America’s oldest graduate seminary is once again blazing a trail for other mainline Protestant institutions to follow. But this time it’s a path many would rather not travel.
On Nov. 12, Andover Newton Theological School announced plans to relocate and sell its 20-acre campus in Newton, Mass. The move will be part of “a bold new direction” for the 208-year-old school as it struggles with big deficits.
“God is doing something new in this time,” said Andover Newton President Martin Copenhaver.
“We have to figure out what it is and get with the program.”
Whatever God is doing, it will be with a smaller faculty, lower overhead, and new partnerships. On the table are two options: become embedded within a more stable institution such as Yale Divinity School, where discussions are ongoing, or shift to a lean cooperative learning model. The latter would strip away broad elective offerings, focus on core subjects, and dispatch students to do much of their learning in local congregations.
Either way, Andover Newton’s move is likely a harbinger of what lies ahead for about 80 percent of America’s 100 mainline seminaries, according to Daniel Aleshire, executive director of the Association of Theological Schools. Built more than a century ago, they’ve relied primarily on residential education models that are fast becoming unsustainably expensive and ill-suited to current needs.
“Andover Newton is a canary in the mineshaft on the issue of, ‘what is the future of mainline institutions?’” Aleshire said.
“You’re going to see some mainline schools seek to affiliate with other larger institutions. And the primary reason for that is the reduction of their indirect costs.”
Andover Newton is hardly the only seminary seeking new life through restructuring and new efficiencies. On Nov. 9, Bexley Seabury Seminary Federation announced that in 2016 it will shut down operations in Columbus, Ohio and consolidate in Chicago. An Episcopal seminary with a history of moving and merging, Bexley Seabury currently rents space in Chicago from the Evangelical Lutheran Church in America.
But Aleshire says Andover Newton is experiencing something new, namely the fallout from decades of declining membership numbers in mainline denominations.
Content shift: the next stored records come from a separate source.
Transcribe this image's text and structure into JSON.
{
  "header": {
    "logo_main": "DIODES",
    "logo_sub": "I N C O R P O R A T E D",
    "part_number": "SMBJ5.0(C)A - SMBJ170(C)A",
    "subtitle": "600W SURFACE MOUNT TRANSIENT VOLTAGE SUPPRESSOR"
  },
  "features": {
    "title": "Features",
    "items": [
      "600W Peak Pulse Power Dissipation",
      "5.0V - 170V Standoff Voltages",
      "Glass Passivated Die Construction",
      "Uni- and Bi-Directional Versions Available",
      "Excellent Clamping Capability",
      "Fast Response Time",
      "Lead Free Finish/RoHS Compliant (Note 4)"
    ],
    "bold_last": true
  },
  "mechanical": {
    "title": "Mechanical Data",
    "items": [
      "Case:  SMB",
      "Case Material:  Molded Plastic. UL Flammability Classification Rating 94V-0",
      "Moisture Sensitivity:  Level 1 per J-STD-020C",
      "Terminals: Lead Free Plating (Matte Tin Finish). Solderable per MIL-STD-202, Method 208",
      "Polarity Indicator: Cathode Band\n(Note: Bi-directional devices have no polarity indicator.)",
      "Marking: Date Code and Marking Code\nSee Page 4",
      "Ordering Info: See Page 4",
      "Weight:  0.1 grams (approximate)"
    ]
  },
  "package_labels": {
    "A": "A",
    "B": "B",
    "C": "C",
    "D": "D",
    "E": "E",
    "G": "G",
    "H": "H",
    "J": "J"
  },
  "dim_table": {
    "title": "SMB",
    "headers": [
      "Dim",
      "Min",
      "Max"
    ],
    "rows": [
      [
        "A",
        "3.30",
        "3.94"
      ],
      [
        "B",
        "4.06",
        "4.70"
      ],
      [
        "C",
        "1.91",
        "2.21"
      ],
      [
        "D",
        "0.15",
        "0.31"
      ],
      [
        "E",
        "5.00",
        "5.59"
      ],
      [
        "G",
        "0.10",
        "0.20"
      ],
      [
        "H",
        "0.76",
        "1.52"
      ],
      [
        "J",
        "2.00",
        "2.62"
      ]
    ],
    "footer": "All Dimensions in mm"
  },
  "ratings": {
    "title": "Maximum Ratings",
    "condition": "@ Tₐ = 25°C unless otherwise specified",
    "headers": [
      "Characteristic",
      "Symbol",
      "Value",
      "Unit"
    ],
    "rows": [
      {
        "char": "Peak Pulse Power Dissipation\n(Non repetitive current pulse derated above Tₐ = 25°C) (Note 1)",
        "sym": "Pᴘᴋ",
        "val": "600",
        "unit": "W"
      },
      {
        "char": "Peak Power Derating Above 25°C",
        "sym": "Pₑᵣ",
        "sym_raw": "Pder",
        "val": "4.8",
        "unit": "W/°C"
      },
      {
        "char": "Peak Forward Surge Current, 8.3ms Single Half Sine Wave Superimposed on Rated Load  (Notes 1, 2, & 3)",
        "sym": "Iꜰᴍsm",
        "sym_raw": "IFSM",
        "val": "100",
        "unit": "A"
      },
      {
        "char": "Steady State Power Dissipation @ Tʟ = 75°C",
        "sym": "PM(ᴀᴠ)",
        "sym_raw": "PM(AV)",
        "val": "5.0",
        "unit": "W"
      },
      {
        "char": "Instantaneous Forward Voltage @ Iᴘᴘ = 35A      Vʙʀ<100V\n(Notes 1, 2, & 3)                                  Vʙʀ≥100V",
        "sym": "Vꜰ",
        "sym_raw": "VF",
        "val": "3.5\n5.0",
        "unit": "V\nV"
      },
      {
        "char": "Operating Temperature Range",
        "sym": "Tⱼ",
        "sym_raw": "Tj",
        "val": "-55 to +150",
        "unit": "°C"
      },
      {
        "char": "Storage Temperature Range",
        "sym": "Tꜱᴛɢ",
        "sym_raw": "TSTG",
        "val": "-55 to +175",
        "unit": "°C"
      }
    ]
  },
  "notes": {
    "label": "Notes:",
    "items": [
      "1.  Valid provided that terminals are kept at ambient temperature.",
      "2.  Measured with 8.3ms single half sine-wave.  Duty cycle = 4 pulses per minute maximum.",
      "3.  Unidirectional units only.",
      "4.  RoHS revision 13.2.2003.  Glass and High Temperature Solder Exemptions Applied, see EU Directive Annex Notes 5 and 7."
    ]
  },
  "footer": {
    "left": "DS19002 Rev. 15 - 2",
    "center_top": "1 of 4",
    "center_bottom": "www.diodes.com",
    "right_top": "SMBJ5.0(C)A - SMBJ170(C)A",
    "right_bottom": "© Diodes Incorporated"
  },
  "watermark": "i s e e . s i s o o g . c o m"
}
Since 2005, enrollment at mainline Protestant seminaries has fallen by nearly 24 percent, he said, and denominational decline has been a driving factor.
Until recently, mainline seminaries could rely on a combination of endowment proceeds and tuitions from students who expected to land full-time ministry positions after graduation. But now part-time pastorates are increasingly the norm as congregations with dwindling numbers can’t afford full-timers. Fewer would-be pastors want to incur five-figure student loan debt in exchange for a part-time job. So they don’t enroll.
“The headwater has been denominational decline, and the seminaries are further downstream,” Aleshire said.
“But now the effect is prolonged enough and consistent enough and massive enough that it has hit the seminaries.”
Andover Newton’s new direction comes on the heels of 10 years of declining application numbers, which have translated into less revenue to cover myriad fixed costs. Today’s enrollment is 225, mostly part-time students; that’s down from 450 full-timers a generation ago. The school now relies on a mortgage line of credit to pay its bills while trying to preserve its $18 million endowment. Even a shift to a cooperative education model might not be scalable or financially sustainable, according to Copenhaver.
But observers say today’s church needs something new in the form of well-trained pastors who’re unburdened by debt and capable of managing on part-time church salaries. If Andover Newton finds a model to meet those needs, others are apt to follow where it leads.
“It’s just tough for schools that are freestanding,” said Don Richter, associate director of the Louisville Institute, a research center for revitalizing American Christian institutions.
“Unless you’re Princeton Seminary and you’ve got a huge endowment, you’re going to be much better off if you’re a divinity school nested within a university… They’ve got the infrastructure and everything built in.”